Nach 25 Jahren wird Netzkunst wahrgenommen

Das für Museen so schwierige Corona-Jahr 2020 "hat der Netzkunst in gewisser Weise in die Hände gespielt", sagt Baumgärtel. Endlich seien die besonderen Eigenschaften der Netzkunst, die es seit 25 Jahren gibt, von der Kunstwelt zur Kenntnis genommen worden:
"Künstler hat am Internet von Anfang an interessiert, dass sie da ein eigenes Medium haben, einen eigenen Raum sozusagen, die eigene Seite oder die eigene App, wo man auch erst einmal unabhängig von Institutionen wie Museen oder Galerien sich so ein Freiraum schaffen kann."

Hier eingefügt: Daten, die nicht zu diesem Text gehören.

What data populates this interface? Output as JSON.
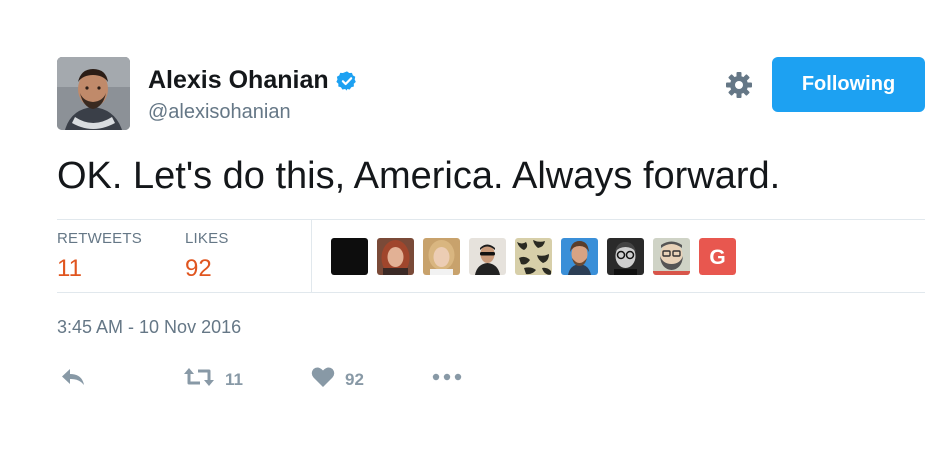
{
  "tweet": {
    "author_name": "Alexis Ohanian",
    "handle": "@alexisohanian",
    "text": "OK. Let's do this, America. Always forward.",
    "timestamp": "3:45 AM - 10 Nov 2016"
  },
  "follow_button": {
    "label": "Following",
    "color": "#1da1f2"
  },
  "stats": {
    "retweets_label": "RETWEETS",
    "retweets_value": "11",
    "likes_label": "LIKES",
    "likes_value": "92",
    "value_color": "#e0551f"
  },
  "likers": [
    {
      "icon": "avatar-black"
    },
    {
      "icon": "avatar-woman-red-hair"
    },
    {
      "icon": "avatar-woman-blonde"
    },
    {
      "icon": "avatar-man-sunglasses"
    },
    {
      "icon": "avatar-pattern"
    },
    {
      "icon": "avatar-man-blue-bg"
    },
    {
      "icon": "avatar-man-glasses-bw"
    },
    {
      "icon": "avatar-bearded-cartoon"
    },
    {
      "icon": "avatar-g-letter",
      "letter": "G",
      "color": "#e8574f"
    }
  ],
  "actions": {
    "retweet_count": "11",
    "like_count": "92"
  },
  "icons": [
    "verified-badge-icon",
    "gear-icon",
    "reply-icon",
    "retweet-icon",
    "heart-icon",
    "more-icon"
  ]
}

Virtuelle Produzentengalerie

All diese Eigenschaften vereint die Ausstellung "Well now, WTF", die bereits im April ans Netz ging. "Das ist im Grunde eine virtuelle Produzentengalerie, die von drei Künstlerinnen und Künstlern organisiert und zusammengestellt worden ist", sagt Baumgärtel. Gemeint sind Faith Holland, Lorna Mills und Wade Wallerstein. Sie haben die Infrastruktur bereitgestellt, und inzwischen beteiligen sich mehr als hundert Künstlerinnen und Künstler mit eigenen Seiten und Werken, wie Baumgärtel berichtet:
"Das ist für Künstler, die sich so ein bisschen jenseits des Kunstmainstreams und der Kunstwelt einordnen, eine gute Gelegenheit – auch um traditionelle Kunstinstitutionen herum zu navigieren und sich so einen eigenen Raum zu schaffen."